Ich versuchte mich an die Südmauer zu halten, denn wenn man ihr folgte kam man automatisch zum Südtor. Neben diesem gab es noch ein Nordtor, zu dem ebenfalls eine Mauer vom Adelsviertel führte und das Westtor, das als Haupttor zählte. Je näher ich an das Südtor kam, desto größer wurden die Viertel. Margrett war wie eine Art Dreieck aufgebaut. Das Adelsviertel an der Spitze, das arme Viertel am Ende. Mehr als die Hälfte der Einwohner lebten im armen Viertel oder Geschäftsviertel. Die Schneider, Handwerker und Lebensmittelverkäufer lebten meist neben oder über ihren Läden. Ich war schon im Geschäftsviertel angekommen. Neben ein paar Kneipen war auch dort alles dunkel. Alles roch nach Alkohol und dem Müll der Läden, der darauf wartete von den Maulwürfen abgeholt zu werden. Vor ein paar Jahren klappte das noch sehr gut. Maulwürfe bauten mit unserem Müll ihnen und den anderen Tieren Unterschlüpfe und fraßen die essbaren Überreste. Man nannte sie auch die Väter der Tiere, weil sie so fürsorglich waren. Doch seit es immer mehr Adelige gab, die die Tiere weiter in den Wald trieben, kamen die Maulwürfe mit ihren magischen Kräften seltener in die Städte und die Müllentsorgung des ärmeren Volks brach zusammen.
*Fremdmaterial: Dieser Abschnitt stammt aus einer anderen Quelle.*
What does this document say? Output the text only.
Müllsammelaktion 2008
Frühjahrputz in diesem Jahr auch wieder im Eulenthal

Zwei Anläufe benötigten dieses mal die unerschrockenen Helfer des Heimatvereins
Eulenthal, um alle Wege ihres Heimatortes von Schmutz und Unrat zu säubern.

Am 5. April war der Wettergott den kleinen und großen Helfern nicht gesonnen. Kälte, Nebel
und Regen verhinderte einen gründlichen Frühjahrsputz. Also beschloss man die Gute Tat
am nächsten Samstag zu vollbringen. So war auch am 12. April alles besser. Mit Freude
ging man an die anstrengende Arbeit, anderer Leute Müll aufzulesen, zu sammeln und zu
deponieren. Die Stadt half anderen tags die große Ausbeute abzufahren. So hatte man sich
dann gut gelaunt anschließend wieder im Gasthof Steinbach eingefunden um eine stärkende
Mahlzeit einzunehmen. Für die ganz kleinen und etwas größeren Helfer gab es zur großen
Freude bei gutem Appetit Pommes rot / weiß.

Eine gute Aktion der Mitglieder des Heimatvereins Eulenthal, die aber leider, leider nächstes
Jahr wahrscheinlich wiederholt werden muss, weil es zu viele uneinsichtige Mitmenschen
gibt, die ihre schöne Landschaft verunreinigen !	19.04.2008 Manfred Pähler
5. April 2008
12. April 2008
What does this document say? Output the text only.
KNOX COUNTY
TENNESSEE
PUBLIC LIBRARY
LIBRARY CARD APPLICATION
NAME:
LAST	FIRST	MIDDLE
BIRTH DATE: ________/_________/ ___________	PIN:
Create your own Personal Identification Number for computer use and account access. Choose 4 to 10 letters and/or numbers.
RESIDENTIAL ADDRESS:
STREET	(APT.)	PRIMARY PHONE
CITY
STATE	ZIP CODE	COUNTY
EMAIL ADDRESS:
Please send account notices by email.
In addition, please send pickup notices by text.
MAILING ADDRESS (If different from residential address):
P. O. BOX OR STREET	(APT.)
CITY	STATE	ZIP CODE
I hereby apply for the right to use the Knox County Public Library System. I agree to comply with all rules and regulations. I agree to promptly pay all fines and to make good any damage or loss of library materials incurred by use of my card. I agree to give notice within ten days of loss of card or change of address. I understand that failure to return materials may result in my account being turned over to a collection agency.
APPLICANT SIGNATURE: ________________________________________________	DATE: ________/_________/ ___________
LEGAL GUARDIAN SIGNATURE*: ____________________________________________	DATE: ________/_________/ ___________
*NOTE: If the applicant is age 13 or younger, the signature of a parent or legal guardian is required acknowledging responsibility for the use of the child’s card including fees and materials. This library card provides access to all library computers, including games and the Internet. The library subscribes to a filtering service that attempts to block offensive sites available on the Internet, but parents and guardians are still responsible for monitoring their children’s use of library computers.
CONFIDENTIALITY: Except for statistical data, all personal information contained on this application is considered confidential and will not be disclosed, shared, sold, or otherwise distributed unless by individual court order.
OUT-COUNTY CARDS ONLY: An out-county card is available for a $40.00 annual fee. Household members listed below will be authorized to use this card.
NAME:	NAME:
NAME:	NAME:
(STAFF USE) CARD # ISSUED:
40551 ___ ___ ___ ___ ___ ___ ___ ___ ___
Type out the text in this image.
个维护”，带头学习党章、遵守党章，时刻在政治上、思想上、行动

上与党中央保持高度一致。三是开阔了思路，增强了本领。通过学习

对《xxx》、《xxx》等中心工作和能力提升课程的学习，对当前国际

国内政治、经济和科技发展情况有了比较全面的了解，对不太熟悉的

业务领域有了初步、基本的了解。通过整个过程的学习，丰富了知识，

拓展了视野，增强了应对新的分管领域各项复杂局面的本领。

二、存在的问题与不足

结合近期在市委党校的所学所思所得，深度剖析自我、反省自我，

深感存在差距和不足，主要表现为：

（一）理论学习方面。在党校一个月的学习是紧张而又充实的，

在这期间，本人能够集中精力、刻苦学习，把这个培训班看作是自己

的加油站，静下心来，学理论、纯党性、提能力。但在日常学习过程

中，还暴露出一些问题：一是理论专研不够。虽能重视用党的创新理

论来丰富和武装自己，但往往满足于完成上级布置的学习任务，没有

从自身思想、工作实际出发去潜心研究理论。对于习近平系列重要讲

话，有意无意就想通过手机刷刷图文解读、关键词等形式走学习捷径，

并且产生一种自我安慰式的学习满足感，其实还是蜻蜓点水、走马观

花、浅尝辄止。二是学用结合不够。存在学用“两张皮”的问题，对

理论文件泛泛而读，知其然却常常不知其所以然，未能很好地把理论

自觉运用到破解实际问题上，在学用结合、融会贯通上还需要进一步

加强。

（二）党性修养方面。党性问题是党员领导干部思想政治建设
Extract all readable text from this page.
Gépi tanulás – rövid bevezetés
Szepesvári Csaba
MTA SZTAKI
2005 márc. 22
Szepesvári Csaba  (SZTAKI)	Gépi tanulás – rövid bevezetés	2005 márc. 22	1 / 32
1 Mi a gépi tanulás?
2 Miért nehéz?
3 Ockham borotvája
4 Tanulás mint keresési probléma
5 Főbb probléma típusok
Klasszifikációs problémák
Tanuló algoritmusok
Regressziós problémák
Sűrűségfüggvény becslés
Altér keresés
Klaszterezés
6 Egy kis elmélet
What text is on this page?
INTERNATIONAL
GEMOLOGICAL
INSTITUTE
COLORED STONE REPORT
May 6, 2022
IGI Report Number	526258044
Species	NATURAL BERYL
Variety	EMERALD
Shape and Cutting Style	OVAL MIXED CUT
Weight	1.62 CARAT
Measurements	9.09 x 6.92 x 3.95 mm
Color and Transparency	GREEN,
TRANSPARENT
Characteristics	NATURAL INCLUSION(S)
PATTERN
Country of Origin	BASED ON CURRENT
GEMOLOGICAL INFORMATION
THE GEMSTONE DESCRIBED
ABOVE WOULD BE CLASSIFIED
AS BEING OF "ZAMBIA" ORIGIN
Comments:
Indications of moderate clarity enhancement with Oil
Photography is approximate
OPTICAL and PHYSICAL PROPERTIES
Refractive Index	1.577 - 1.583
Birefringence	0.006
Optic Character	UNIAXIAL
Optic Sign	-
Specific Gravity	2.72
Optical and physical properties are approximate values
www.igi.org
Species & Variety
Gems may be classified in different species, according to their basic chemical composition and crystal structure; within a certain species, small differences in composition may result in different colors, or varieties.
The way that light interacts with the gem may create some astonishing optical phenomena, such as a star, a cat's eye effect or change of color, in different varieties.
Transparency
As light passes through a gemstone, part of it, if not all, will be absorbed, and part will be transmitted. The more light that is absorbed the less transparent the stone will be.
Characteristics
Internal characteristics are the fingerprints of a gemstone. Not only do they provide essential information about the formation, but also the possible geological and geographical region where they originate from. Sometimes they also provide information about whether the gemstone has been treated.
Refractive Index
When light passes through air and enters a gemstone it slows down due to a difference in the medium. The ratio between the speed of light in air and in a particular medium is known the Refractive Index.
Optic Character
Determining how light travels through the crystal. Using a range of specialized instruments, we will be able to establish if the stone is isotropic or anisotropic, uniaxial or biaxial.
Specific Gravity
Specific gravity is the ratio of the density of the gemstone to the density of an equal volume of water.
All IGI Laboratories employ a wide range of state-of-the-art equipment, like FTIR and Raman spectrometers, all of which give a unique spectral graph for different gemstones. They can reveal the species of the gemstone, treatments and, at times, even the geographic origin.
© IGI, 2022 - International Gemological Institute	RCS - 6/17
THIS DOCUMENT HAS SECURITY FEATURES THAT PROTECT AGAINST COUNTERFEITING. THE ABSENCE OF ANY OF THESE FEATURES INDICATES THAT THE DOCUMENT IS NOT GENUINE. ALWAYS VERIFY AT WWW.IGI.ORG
Ich versuchte mich gerade durch zwei Wände zu zwängen, als ich plötzlich einen Schrei wahrnahm. "Ich wurde bestohlen.", schrie eine Frau hysterisch. Diese Stimme kannte ich. Es war die einer Nachbarin. Was wollte sie zu so später Stunde im Geschäftsviertel? Ich musste mich orientieren. Der Schrei kam von Osten, also genau von der Richtung aus der ich gerade flüchtete. Ich zwang meinen Körper wieder umzukehren. Schnell huschte ich zwei Gassen weiter. Dort stand die Frau, voll mit Dreck und Schlamm, winzelte sogar ein bisschen. Sie sah immer noch in die Straße, in die der Räuber geflüchtet sein musste. Ihr schien es aber abgesehen vom Schock gut zu gehen. Es war bestimmt nichts von großem Wert und die Diebe hier hatten es meist nötiger und brauchten die Beute zum Überleben. Außerdem war ich die Tochter eines Herzogs, niemals könnte ich die geschickten Räuber schnappen. Also machte ich wieder kehrt. Ich durfte mich nicht von jeder Kleinigkeit ablenken lassen. Es war trotzdem komisch, dass sie hier war. Alle Geschäfte, die für Adelige interessant waren, schlossen spätestens um neun Uhr. Aber das ging mich auch eigentlich nichts an.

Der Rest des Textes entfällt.